The cheek is a cut obtained from the animal’s jaw (in English, they are “beef cheeks”), it is a very tender and gelatinous meat rich in collagen between the fibers, making it suitable for slow cooking.
Cooking at temperatures below 212 °F allows the collagen to dissolve into gelatin, making the meat very tender.
I used my slow cooker for a HIGH mode cook for 4 hours, but you can also cook it sous vide using a rooner, maintaining the water temperature at 158°F for 3 and a half hours.
Finally, I served the CBT beef cheek with a gluten-free savory waffle, baked in the oven.
- Difficulty: Medium
- Cost: Medium
- Preparation time: 5 Minutes
- Portions: 4 people
- Cooking methods: Slow Cooking, Other
- Cuisine: Contemporary
- Seasonality: All seasons
Ingredients
- 1 kg beef cheek
- 1 carrot
- 1 onion
- 4 cloves
- to taste pepper
- to taste juniper
- 3 leaves bay leaves
- 300 ml red wine
- 300 ml beef broth
- 160 g rice flour
- 2 egg whites (beaten to stiff peaks)
- 75 ml butter (melted)
- 2 teaspoons baking powder
- to taste salt
Tools
- 1 Pot crockpot
- 1 Mold waffles
Steps
Sauté the vegetables with the spices, then add the cheek for a few minutes to seal the juices.
Bring the wine to a boil.
Transfer the meat to the crockpot with the sauté, cover with wine and broth. Add the bay leaves.
Cook on HIGH mode for 4 hours.
Reduce the cooking sauce for ten minutes on high heat.

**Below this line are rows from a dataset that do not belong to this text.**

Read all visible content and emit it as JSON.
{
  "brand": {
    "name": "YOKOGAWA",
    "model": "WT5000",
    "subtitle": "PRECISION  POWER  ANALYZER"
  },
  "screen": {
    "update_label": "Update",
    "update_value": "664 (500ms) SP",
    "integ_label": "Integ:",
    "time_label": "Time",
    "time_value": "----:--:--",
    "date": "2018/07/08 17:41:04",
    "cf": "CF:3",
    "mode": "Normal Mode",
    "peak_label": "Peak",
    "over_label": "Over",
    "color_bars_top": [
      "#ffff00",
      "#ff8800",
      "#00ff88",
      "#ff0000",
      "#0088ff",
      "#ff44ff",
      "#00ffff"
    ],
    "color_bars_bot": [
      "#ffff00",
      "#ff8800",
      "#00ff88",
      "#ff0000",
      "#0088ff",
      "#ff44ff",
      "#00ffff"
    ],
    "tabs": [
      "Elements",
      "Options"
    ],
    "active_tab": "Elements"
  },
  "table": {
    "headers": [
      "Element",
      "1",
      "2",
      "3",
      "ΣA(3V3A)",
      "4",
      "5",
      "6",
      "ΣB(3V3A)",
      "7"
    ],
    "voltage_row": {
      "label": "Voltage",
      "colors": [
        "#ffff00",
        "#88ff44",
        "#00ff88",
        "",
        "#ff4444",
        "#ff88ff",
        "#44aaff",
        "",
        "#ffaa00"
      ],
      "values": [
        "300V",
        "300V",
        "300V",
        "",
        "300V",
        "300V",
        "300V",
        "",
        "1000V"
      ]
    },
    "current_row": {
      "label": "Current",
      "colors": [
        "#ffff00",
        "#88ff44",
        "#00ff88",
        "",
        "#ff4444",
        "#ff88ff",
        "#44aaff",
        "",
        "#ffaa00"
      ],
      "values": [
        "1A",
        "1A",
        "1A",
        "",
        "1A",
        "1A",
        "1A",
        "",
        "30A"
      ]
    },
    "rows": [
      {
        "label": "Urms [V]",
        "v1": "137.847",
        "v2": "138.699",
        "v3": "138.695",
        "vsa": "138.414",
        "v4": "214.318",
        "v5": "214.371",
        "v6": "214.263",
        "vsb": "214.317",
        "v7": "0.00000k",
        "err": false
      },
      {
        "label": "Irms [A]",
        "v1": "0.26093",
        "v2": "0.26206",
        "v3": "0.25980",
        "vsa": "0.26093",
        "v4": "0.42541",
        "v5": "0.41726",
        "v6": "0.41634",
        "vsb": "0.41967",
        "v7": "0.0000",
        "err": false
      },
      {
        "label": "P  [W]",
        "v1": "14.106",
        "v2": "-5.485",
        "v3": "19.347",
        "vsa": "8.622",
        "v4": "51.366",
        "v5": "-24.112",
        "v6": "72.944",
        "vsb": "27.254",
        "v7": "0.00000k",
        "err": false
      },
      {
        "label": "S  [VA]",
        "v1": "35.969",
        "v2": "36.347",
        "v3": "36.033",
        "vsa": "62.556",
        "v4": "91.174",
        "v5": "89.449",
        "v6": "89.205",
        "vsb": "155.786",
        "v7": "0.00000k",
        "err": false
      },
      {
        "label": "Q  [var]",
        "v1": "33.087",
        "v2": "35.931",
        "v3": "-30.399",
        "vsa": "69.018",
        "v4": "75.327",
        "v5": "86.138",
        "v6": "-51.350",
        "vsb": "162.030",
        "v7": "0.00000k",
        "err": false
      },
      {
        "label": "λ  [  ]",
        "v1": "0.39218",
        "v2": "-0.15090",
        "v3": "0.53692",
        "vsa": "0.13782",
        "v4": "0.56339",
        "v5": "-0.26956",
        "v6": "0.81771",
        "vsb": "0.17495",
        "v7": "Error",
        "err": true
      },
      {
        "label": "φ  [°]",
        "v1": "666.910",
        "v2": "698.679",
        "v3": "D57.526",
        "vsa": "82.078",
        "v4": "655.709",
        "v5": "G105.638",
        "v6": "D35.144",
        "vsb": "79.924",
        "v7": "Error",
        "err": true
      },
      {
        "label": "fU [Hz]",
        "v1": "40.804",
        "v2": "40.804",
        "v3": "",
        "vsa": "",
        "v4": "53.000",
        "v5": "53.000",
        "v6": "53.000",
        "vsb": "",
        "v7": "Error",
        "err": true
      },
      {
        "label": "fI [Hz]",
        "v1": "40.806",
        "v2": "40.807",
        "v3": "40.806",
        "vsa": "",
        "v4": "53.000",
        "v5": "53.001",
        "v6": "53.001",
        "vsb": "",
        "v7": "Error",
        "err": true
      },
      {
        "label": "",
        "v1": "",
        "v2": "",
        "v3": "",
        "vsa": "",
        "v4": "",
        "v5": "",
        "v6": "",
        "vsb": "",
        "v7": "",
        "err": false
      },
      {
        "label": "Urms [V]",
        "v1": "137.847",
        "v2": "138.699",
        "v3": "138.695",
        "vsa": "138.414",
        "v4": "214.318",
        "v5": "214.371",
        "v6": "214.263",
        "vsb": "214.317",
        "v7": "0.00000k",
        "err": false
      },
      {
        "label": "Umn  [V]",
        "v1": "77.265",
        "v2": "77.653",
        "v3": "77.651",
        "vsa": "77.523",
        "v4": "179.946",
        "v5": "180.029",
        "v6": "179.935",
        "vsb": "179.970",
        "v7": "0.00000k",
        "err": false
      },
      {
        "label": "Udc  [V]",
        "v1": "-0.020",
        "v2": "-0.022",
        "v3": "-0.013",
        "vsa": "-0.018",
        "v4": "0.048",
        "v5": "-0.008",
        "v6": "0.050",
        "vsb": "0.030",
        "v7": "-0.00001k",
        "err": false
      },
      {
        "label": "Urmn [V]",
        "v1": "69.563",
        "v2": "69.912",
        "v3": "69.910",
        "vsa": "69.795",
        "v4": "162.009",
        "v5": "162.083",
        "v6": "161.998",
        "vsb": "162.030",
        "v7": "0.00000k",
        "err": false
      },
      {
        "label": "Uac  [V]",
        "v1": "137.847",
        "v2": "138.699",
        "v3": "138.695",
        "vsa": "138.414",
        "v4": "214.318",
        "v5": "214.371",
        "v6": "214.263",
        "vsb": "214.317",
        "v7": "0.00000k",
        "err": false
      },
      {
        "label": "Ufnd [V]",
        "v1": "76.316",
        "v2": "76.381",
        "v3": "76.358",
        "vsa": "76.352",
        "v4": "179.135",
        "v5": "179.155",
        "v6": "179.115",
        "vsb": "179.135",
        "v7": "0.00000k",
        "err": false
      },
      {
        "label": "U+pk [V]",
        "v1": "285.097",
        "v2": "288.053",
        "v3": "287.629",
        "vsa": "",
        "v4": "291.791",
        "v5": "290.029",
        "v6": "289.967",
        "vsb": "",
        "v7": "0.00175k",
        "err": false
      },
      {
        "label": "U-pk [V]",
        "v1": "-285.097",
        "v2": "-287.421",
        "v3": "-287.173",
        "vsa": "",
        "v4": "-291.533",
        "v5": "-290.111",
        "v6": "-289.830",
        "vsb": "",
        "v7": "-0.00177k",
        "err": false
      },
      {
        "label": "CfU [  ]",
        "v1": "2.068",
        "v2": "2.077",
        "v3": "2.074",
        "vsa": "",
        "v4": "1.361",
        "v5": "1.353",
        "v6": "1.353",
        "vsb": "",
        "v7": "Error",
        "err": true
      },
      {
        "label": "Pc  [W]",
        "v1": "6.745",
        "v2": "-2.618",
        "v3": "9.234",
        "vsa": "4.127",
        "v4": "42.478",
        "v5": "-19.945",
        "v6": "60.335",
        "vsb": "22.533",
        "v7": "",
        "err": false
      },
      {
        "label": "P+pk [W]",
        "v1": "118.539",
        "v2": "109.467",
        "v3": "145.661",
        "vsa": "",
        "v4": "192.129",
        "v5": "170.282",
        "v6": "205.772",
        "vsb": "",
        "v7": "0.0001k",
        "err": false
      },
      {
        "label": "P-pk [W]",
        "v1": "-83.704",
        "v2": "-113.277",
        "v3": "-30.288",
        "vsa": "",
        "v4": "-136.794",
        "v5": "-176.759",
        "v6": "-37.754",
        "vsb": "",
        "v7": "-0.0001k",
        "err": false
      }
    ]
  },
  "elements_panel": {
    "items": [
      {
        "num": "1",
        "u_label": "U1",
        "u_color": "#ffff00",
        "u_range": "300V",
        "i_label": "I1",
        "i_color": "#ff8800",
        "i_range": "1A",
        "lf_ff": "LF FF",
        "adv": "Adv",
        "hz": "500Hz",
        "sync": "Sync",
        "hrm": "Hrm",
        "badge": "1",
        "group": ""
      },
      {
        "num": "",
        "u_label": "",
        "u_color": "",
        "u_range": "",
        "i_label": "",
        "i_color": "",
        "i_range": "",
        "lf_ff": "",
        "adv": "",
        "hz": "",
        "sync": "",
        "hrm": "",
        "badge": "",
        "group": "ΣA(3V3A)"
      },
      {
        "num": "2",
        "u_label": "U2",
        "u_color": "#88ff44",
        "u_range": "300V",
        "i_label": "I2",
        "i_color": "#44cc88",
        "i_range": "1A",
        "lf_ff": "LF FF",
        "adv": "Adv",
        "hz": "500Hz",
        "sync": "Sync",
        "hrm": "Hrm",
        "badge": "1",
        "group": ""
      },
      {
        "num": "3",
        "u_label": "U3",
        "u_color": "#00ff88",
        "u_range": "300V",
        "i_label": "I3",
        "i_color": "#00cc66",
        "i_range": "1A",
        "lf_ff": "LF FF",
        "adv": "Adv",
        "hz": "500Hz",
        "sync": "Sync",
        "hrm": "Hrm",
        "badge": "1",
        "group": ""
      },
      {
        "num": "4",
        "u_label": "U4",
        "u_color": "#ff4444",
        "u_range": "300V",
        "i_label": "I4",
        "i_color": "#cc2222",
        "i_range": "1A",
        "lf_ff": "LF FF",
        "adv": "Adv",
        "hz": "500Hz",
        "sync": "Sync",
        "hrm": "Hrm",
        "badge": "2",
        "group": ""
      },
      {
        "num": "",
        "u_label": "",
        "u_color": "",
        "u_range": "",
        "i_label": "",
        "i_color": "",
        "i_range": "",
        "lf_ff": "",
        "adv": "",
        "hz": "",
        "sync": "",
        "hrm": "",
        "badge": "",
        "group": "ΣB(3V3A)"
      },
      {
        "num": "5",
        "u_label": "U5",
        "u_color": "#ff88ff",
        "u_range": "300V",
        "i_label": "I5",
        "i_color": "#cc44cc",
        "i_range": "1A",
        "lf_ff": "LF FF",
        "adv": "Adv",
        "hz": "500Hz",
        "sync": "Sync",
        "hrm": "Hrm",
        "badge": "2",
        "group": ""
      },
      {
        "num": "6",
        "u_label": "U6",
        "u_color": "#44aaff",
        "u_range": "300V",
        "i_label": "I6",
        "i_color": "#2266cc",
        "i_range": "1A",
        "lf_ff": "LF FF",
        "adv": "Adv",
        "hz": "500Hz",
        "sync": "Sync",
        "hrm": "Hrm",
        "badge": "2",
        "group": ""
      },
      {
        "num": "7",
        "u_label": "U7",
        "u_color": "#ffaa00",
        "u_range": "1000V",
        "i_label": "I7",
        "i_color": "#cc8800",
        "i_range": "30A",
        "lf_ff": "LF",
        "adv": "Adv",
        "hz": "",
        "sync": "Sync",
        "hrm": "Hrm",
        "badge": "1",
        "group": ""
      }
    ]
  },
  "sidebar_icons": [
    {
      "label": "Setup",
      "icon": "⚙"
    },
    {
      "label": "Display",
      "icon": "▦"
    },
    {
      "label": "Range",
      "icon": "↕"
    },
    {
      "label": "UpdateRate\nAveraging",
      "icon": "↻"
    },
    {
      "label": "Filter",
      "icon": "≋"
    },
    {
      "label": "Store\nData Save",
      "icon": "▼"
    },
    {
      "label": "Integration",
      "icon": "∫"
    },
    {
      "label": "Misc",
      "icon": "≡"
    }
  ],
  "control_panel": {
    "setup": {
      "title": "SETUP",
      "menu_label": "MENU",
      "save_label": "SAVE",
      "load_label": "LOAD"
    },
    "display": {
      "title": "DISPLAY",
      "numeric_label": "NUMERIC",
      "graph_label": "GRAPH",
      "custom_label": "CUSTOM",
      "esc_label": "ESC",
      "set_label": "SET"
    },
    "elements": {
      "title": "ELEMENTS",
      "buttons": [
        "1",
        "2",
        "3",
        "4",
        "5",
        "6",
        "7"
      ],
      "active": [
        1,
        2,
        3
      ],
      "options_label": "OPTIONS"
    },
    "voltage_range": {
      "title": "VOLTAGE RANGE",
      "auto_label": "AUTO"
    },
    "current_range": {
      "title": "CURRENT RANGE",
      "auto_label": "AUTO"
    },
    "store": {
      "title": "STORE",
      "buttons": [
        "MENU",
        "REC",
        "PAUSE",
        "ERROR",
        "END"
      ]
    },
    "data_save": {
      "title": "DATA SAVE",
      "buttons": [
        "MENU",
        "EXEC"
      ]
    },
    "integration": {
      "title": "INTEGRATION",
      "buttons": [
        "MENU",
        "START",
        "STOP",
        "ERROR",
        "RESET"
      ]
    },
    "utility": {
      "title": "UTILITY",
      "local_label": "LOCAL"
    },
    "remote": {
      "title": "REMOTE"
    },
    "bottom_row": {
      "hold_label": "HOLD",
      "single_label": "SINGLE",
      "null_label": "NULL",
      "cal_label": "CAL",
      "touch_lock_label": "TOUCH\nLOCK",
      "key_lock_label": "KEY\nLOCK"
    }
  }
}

For the savory waffles: make the batter by first mixing the wet ingredients, then the dry ones, and finally combining them.
Transfer to the silicone mold and bake in the oven at 392°F for 13 minutes.
Alternatively, you can use an electric waffle iron.
FAQ (Questions and Answers)
What is the difference between waffles and gaufres?
Identical in shape, but different in the batter, both are cooked on the classic honeycomb plate; for waffles, a sort of semi-liquid batter is prepared with baking powder (sometimes even without, just with whipped egg whites), while gaufres, richer in butter, require yeast and a fundamental ingredient to get as close as possible to the Belgian original (from Liege): pearl sugar.
Pearl sugar resembles granulated sugar for sweets, but has the shape of irregular, fairly hard grains.
The “sucre perlé” does not dissolve inside the dough until it begins to melt at 302°F, leaving the inside of the gaufre very soft and the outside caramelized.